Sunday, December 21, 2008

On the Road with Werner Herzog!

Pilgrimage, 2001

It seems to me that if there is one subject for which Herzog's particular style of filmmaking is most perfectly suited, it must be the observation of pilgrims on the painful, suffering road to the adoration of their God. My first taste of these extraordinary pilgrimages made by the inconceivably devout was in his 2003 film, *Wheel of Time* Here we watch monks travel a road of up to 3000 miles to their ordination in Tibet. And they don't just walk the road, they travel it in protestations. That is, each step is taken through bowing and touching the ground with the face or the hands in a gesture intended to dispel arrogance and pride.

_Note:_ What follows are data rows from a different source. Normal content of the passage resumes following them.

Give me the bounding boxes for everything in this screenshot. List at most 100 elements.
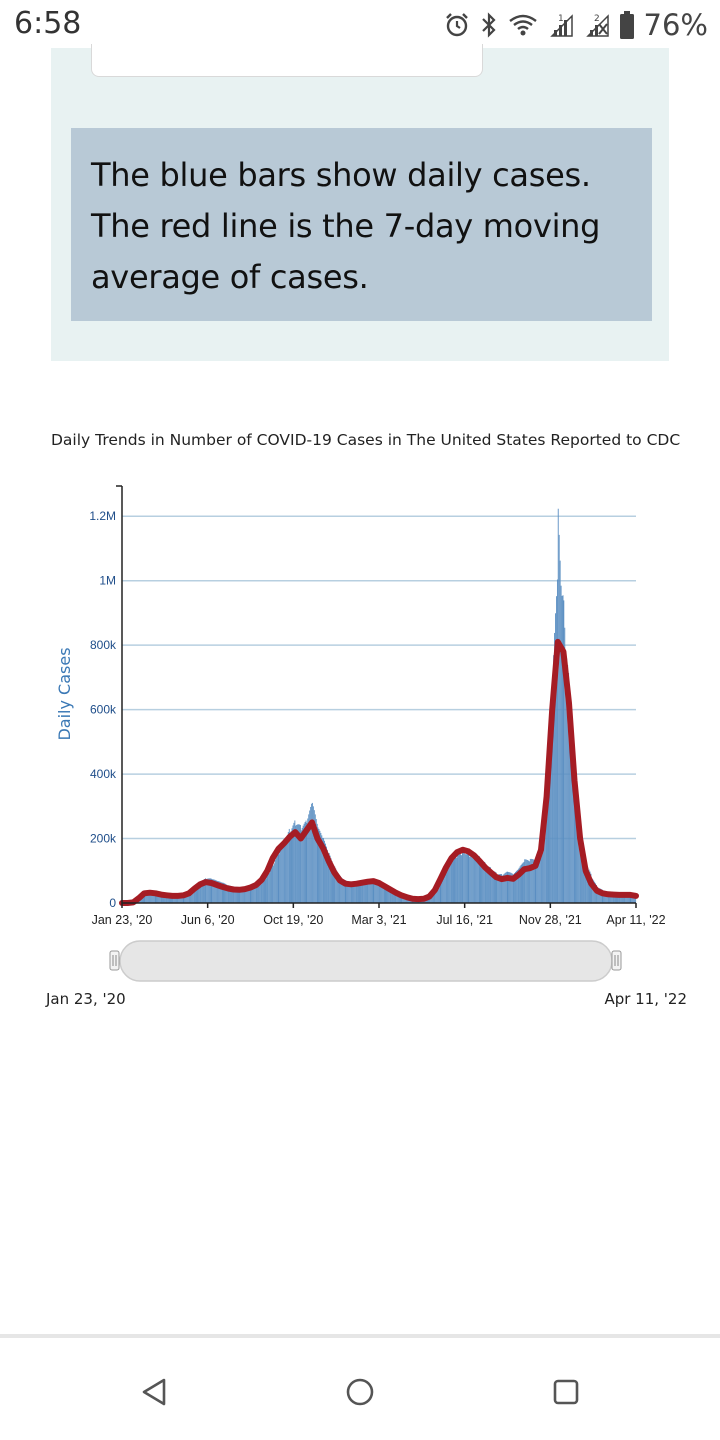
daily-case-bar[interactable] (163, 896, 165, 903)
daily-case-bar[interactable] (269, 873, 271, 903)
daily-case-bar[interactable] (165, 896, 167, 903)
daily-case-bar[interactable] (604, 890, 606, 903)
daily-case-bar[interactable] (299, 824, 300, 903)
daily-case-bar[interactable] (447, 862, 448, 903)
daily-case-bar[interactable] (241, 888, 243, 903)
daily-case-bar[interactable] (555, 613, 556, 903)
daily-case-bar[interactable] (437, 883, 439, 903)
daily-case-bar[interactable] (470, 855, 472, 903)
daily-case-bar[interactable] (156, 894, 158, 903)
daily-case-bar[interactable] (446, 863, 447, 903)
daily-case-bar[interactable] (185, 894, 187, 903)
daily-case-bar[interactable] (296, 824, 298, 903)
daily-case-bar[interactable] (546, 773, 548, 903)
daily-case-bar[interactable] (244, 887, 246, 903)
daily-case-bar[interactable] (192, 888, 194, 903)
back-button[interactable] (134, 1372, 174, 1412)
daily-case-bar[interactable] (242, 888, 244, 903)
daily-case-bar[interactable] (449, 861, 451, 903)
daily-case-bar[interactable] (380, 883, 382, 903)
daily-case-bar[interactable] (517, 869, 519, 903)
daily-case-bar[interactable] (539, 847, 541, 903)
daily-case-bar[interactable] (576, 798, 578, 903)
daily-case-bar[interactable] (360, 884, 362, 903)
daily-case-bar[interactable] (444, 870, 446, 903)
daily-case-bar[interactable] (383, 883, 385, 903)
daily-case-bar[interactable] (575, 793, 577, 903)
daily-case-bar[interactable] (503, 873, 505, 903)
daily-case-bar[interactable] (178, 896, 180, 903)
daily-case-bar[interactable] (456, 857, 458, 903)
daily-case-bar[interactable] (479, 862, 481, 903)
daily-case-bar[interactable] (591, 878, 593, 903)
daily-case-bar[interactable] (469, 856, 471, 903)
daily-case-bar[interactable] (513, 874, 514, 903)
daily-case-bar[interactable] (260, 884, 262, 903)
daily-case-bar[interactable] (390, 888, 392, 903)
daily-case-bar[interactable] (365, 884, 367, 903)
daily-case-bar[interactable] (218, 881, 220, 903)
daily-case-bar[interactable] (262, 880, 264, 903)
daily-case-bar[interactable] (529, 858, 531, 903)
daily-case-bar[interactable] (550, 726, 552, 903)
daily-case-bar[interactable] (203, 879, 204, 903)
daily-case-bar[interactable] (588, 869, 590, 903)
daily-case-bar[interactable] (359, 884, 361, 903)
daily-case-bar[interactable] (599, 888, 601, 904)
daily-case-bar[interactable] (217, 881, 219, 903)
daily-case-bar[interactable] (320, 832, 322, 903)
daily-case-bar[interactable] (369, 883, 371, 903)
daily-case-bar[interactable] (569, 721, 571, 903)
daily-case-bar[interactable] (199, 881, 201, 903)
daily-case-bar[interactable] (463, 851, 465, 903)
daily-case-bar[interactable] (432, 892, 434, 903)
daily-case-bar[interactable] (306, 822, 308, 903)
daily-case-bar[interactable] (491, 870, 493, 903)
daily-case-bar[interactable] (538, 849, 540, 903)
daily-case-bar[interactable] (382, 883, 384, 903)
daily-case-bar[interactable] (250, 886, 252, 903)
daily-case-bar[interactable] (315, 818, 317, 903)
daily-case-bar[interactable] (237, 888, 239, 903)
daily-case-bar[interactable] (256, 885, 257, 903)
daily-case-bar[interactable] (608, 892, 609, 903)
daily-case-bar[interactable] (585, 864, 587, 903)
daily-case-bar[interactable] (498, 874, 500, 903)
daily-case-bar[interactable] (214, 879, 216, 903)
daily-case-bar[interactable] (473, 858, 475, 903)
daily-case-bar[interactable] (258, 884, 259, 903)
daily-case-bar[interactable] (183, 896, 185, 903)
daily-case-bar[interactable] (592, 879, 594, 903)
daily-case-bar[interactable] (597, 887, 599, 903)
daily-case-bar[interactable] (635, 896, 637, 903)
daily-case-bar[interactable] (229, 885, 231, 903)
daily-case-bar[interactable] (622, 893, 624, 903)
daily-case-bar[interactable] (363, 883, 365, 903)
daily-case-bar[interactable] (462, 852, 463, 903)
daily-case-bar[interactable] (612, 892, 614, 903)
daily-case-bar[interactable] (371, 881, 373, 903)
daily-case-bar[interactable] (534, 860, 536, 903)
daily-case-bar[interactable] (389, 886, 391, 903)
daily-case-bar[interactable] (627, 894, 629, 903)
daily-case-bar[interactable] (330, 858, 332, 903)
daily-case-bar[interactable] (266, 876, 268, 903)
daily-case-bar[interactable] (609, 892, 611, 903)
daily-case-bar[interactable] (228, 885, 230, 903)
daily-case-bar[interactable] (624, 893, 626, 903)
daily-case-bar[interactable] (598, 888, 600, 903)
daily-case-bar[interactable] (259, 884, 261, 903)
daily-case-bar[interactable] (220, 882, 222, 903)
daily-case-bar[interactable] (200, 882, 202, 903)
daily-case-bar[interactable] (329, 855, 331, 903)
daily-case-bar[interactable] (351, 882, 352, 903)
daily-case-bar[interactable] (542, 818, 544, 903)
daily-case-bar[interactable] (146, 892, 148, 903)
daily-case-bar[interactable] (483, 861, 485, 903)
daily-case-bar[interactable] (270, 869, 272, 903)
daily-case-bar[interactable] (467, 851, 469, 903)
daily-case-bar[interactable] (532, 859, 534, 903)
daily-case-bar[interactable] (285, 838, 287, 903)
daily-case-bar[interactable] (265, 878, 267, 903)
daily-case-bar[interactable] (507, 871, 509, 903)
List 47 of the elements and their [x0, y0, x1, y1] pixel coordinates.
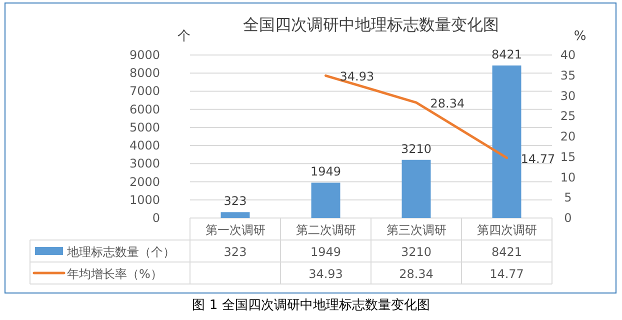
- y2-tick-label: 30: [560, 88, 576, 103]
- y-tick-label: 0: [152, 211, 160, 225]
- y-tick-label: 3000: [129, 156, 160, 171]
- text: 28.34: [430, 96, 465, 111]
- x-tick-label: 第三次调研: [386, 223, 446, 237]
- y-tick-label: 8000: [129, 66, 160, 80]
- bar: [311, 182, 340, 218]
- y2-tick-label: 35: [560, 68, 576, 82]
- y2-tick-label: 15: [560, 150, 576, 164]
- x-tick-label: 第二次调研: [296, 223, 356, 237]
- bar: [402, 160, 431, 218]
- data-label: 3210: [400, 245, 432, 259]
- text: 323: [224, 194, 247, 208]
- chart-title: 全国四次调研中地理标志数量变化图: [243, 15, 499, 34]
- y2-tick-label: 40: [560, 48, 576, 62]
- y-tick-label: 7000: [129, 84, 160, 98]
- text: 8421: [491, 47, 522, 62]
- data-label: 323: [224, 245, 247, 259]
- bar: [220, 212, 250, 218]
- y2-tick-label: 25: [560, 109, 576, 124]
- text: 14.77: [520, 152, 556, 166]
- caption: 图 1 全国四次调研中地理标志数量变化图: [192, 298, 430, 313]
- y-tick-label: 4000: [129, 138, 160, 153]
- data-label: 1949: [310, 245, 342, 259]
- legend-label: 地理标志数量（个）: [66, 245, 175, 259]
- text: 3210: [400, 142, 432, 156]
- data-label: 14.77: [490, 267, 524, 281]
- y2-tick-label: 20: [560, 130, 576, 144]
- y2-tick-label: 10: [560, 170, 576, 184]
- y2-tick-label: 5: [564, 190, 572, 205]
- data-label: 28.34: [399, 267, 434, 281]
- y-tick-label: 9000: [129, 48, 160, 62]
- legend-label: 年均增长率（%）: [67, 267, 162, 281]
- y2-tick-label: 0: [564, 211, 572, 225]
- y-tick-label: 1000: [129, 192, 160, 207]
- y2-axis-title: %: [574, 29, 586, 44]
- text: 1949: [310, 164, 342, 179]
- x-tick-label: 第一次调研: [205, 223, 266, 237]
- y-tick-label: 6000: [129, 102, 160, 116]
- data-label: 8421: [491, 245, 522, 259]
- x-tick-label: 第四次调研: [476, 223, 537, 237]
- y-tick-label: 2000: [129, 174, 160, 189]
- y-tick-label: 5000: [129, 120, 160, 134]
- data-label: 34.93: [308, 267, 343, 281]
- bar: [492, 65, 522, 218]
- y-axis-title: 个: [178, 29, 190, 44]
- text: 34.93: [340, 70, 374, 84]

Tonight I saw an earlier short film, Pilgrimage in which the pilgrims make their way in protestation or on their knees to a variety of idols: the Virgin of Guadalupe, the tomb of Saint Sergei in Zagorsk/Russia and others. We watch in agony as the devout suffer physically to serve the depth and profundity of their spiritual and religious belief. The pilgrims are known to develop lesions on their hands and knees, making movement sometimes so difficult that they must be held up by someone on either side.

All the time, the music of John Tavener plays on the soundtrack. And what more perfect sound to accompany the pilgrims as they transcend the incredible affliction of the body in pain, in order to strengthen the spirit and acknowledge the profundity of their religious commitment.

Though he may seem a long way from the pilgrims crippled by their devotion, I am again reminded of Aguirre. Like them, he has a goal that is inconceivable to most of us - just not worth the effort. And he is so driven and committed to that goal, that nothing will stand in his way. As in *Aguirre, Wrath of God,* it is the task of the filmmaker in *Pilgrimmage* to watch these seemingly irrational behaviors with utmost respect, bestowing on its subjects a dignity and a faith in their motivations, their beliefs. And just like his great Romantic wanderers - Aguirre, Fitzcarraldo, Nosferatu, Kaspar Hauser - Herzog's religious pilgrims succeed in their journey, but at what cost. They reach their goal, that is true. Here, however the film makes it clear that the longing, and the desire, are the dream of a world always out of reach, a world and a life overrun by conflict, in this case between the body and the spirit.